Some consider these as little toys, something less than “real” cars. Kim Tonry of Downers Grove, Illinois, disagrees: “I bought my ’79 Midget in 1981, two years out of college, and didn’t have enough work or credit history to buy an MGB LE in late-1980. Eight months later, this Midget showed up on the dealer’s used lot and I bought it. I’ve driven it all over. I’m in Chicago and have driven it to the East Coast (NYC and Boston in ’82), the West Coast (San Francisco and L.A. in ’83), the Gulf Coast, the North, and many other places as well. It now has 112,000 miles on it. I’ve rebuilt the engine, trans, and front suspension. It is a ball to drive. I have had several MGBs and an MGA as well. The Midget is a very different driving experience. Very responsive. Feels faster than it is. Way high on the driving enjoyment quotient.”

And as for the small size, Rick Lindsay says, “Like Doctor Who’s TARDIS, the Midget is larger on the inside than on the out! The only different ‘feel’ when seated in the car comes from the upright seating position with the steering wheel in one’s lap. And that is the ideal position for a rally car as it positions the driver’s arms in their strongest orientation.” Kate from Elko, Nevada, ponders, “This has both good and bad aspects. The good is that I never am asked to carry a large group of people or cargo. The bad is people in anything larger that are unable to see it.”

Bad Points To Consider

These cars are very small—not quite the thing for aging baby-boomers. Try one out for size before falling in love. John Deikis states, “It is so small that if you and your passenger both have take-out coffee, only one person can drink at a time.” Mike C. from Michigan reminds us, “It’s very small, but I was surprised that it actually has more cabin room and trunk space than a ’95 convertible Corvette. Less leg room, though.”

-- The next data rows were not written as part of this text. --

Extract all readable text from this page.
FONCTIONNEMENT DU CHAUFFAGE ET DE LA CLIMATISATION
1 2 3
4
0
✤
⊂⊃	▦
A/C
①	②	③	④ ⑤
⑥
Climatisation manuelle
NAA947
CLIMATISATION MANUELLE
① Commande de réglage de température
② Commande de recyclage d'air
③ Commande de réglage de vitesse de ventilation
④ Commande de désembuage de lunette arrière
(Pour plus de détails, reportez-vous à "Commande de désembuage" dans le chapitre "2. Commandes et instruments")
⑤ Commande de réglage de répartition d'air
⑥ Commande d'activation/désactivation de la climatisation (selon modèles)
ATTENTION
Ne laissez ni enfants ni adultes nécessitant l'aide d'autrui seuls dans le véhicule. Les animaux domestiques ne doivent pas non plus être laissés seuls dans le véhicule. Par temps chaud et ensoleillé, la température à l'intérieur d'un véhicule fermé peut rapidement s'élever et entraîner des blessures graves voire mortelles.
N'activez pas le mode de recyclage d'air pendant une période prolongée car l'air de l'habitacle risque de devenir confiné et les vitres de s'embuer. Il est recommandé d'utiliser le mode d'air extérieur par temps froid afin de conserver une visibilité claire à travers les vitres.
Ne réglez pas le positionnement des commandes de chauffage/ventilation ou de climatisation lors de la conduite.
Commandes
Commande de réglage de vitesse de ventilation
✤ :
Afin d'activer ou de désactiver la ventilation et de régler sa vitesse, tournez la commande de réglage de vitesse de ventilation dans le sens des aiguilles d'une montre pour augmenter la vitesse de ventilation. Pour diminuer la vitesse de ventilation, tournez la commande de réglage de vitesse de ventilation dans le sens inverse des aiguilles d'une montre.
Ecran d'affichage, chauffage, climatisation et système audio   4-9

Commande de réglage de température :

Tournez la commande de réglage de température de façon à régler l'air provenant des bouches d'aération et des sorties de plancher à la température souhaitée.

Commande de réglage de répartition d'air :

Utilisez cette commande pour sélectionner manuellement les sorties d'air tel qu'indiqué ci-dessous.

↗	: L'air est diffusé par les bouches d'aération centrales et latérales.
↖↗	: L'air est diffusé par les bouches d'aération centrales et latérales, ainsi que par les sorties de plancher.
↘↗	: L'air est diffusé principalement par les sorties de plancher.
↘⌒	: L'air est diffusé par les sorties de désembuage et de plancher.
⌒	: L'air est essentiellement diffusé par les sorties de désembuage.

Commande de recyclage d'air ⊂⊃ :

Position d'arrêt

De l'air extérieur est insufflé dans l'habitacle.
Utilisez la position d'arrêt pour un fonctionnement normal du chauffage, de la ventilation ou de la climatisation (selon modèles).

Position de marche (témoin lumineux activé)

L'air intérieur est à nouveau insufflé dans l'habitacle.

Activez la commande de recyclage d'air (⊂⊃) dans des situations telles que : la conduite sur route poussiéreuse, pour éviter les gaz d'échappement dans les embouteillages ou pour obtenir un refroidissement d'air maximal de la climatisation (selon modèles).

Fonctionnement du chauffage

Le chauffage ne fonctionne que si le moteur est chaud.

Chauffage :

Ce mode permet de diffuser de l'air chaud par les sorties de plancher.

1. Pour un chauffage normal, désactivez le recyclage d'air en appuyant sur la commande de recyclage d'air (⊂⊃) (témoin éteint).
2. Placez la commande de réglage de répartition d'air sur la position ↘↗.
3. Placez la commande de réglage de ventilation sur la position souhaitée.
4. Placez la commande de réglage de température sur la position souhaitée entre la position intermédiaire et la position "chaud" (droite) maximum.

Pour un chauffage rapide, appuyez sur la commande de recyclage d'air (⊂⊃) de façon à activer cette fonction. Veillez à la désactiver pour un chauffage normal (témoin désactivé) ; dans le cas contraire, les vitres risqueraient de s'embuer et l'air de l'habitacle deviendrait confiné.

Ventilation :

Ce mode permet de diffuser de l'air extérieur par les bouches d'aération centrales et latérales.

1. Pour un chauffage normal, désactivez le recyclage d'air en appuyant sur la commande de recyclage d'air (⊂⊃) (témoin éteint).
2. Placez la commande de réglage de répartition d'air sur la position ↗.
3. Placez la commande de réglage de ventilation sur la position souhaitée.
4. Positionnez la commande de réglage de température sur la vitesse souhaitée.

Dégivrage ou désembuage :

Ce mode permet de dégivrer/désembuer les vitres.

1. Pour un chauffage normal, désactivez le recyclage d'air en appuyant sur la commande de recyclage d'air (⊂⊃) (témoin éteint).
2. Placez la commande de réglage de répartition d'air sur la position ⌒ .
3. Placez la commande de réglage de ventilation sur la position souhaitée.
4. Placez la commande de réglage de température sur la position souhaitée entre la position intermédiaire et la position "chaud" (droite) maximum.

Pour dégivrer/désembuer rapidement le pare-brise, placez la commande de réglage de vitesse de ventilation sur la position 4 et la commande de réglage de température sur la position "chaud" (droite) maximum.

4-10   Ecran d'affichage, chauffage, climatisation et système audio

Most readers responding talked of rust. These cars are of unit construction, so look for serious rust and poorly repaired body damage. Frank Clarici from Toms River, New Jersey, has a rust-belt tolerance for some of these repairs: “Most rust is fixable unless the metal is gone. Floors are a common rust area but easy to fix, as are the sills and lower fenders and quarters.” David Lieb warns, “Always check the frame rails where they go past the engine. Spridgets pioneered the ‘crumple zone,’ although they might not have meant to; any front end accident will generally kill these rails, and they do not unbolt.”

Kim Tonry cautions, “The 1500 Midget has a tendency to run hot. It can get uncomfortable in the car on highway runs in hot weather, with the heater and heater vents employed to cool the engine into the acceptable range all the while wilting the driver. Even rougher on the passenger who has the exhaust under their floor.”

Comments On Values

There are three distinct categories of Sprites and Midgets. The Bugeyes are, by far, worth the most—about twice the value of the later-series cars. A real nice Bugeye can be picked up for about $12,000, but we have seen superb cars with asking prices in the $25,000-$30,000 range. A car like this would be a totally stock, frame-up, professionally restoration, done on a perfect, rust-free car.

The post-Bugeye, BMC badge-engineered cars are mostly all worth about the same. Their value is more dependent on condition, restoration quality, and extras than the year of manufacture. There doesn’t really seem to be much of a premium for originality on these cars if the work is done well. In fact, a mechanically updated, chrome-bumpered Spridget will often be worth more than a proper original.

Tips From Present Owners

Mark Endicott states, “Buy the best car you can afford. You see a lot of them for sale that say, ‘$20K spent on restoration, sacrifice for only $6,500.’ Believe it! We’d all love a Bugeye, but remember that ugly is only skin-deep. I like the 1967-74 with the bigger engine, roll-up windows, and a top that keeps at least some of the rain off you.”

Perry French says to try to find one with later-model (1275) running gear. Gerard Chateauvieux from San Francisco advises, “If you’re smart, buy one that someone has already done all the hard work and spent all the money fixing. It’s much cheaper (though possibly less fun for the do-it-yourselfer) to buy one someone else has emptied their wallet on. One that your wife will like, so you don’t end up sleeping in it.”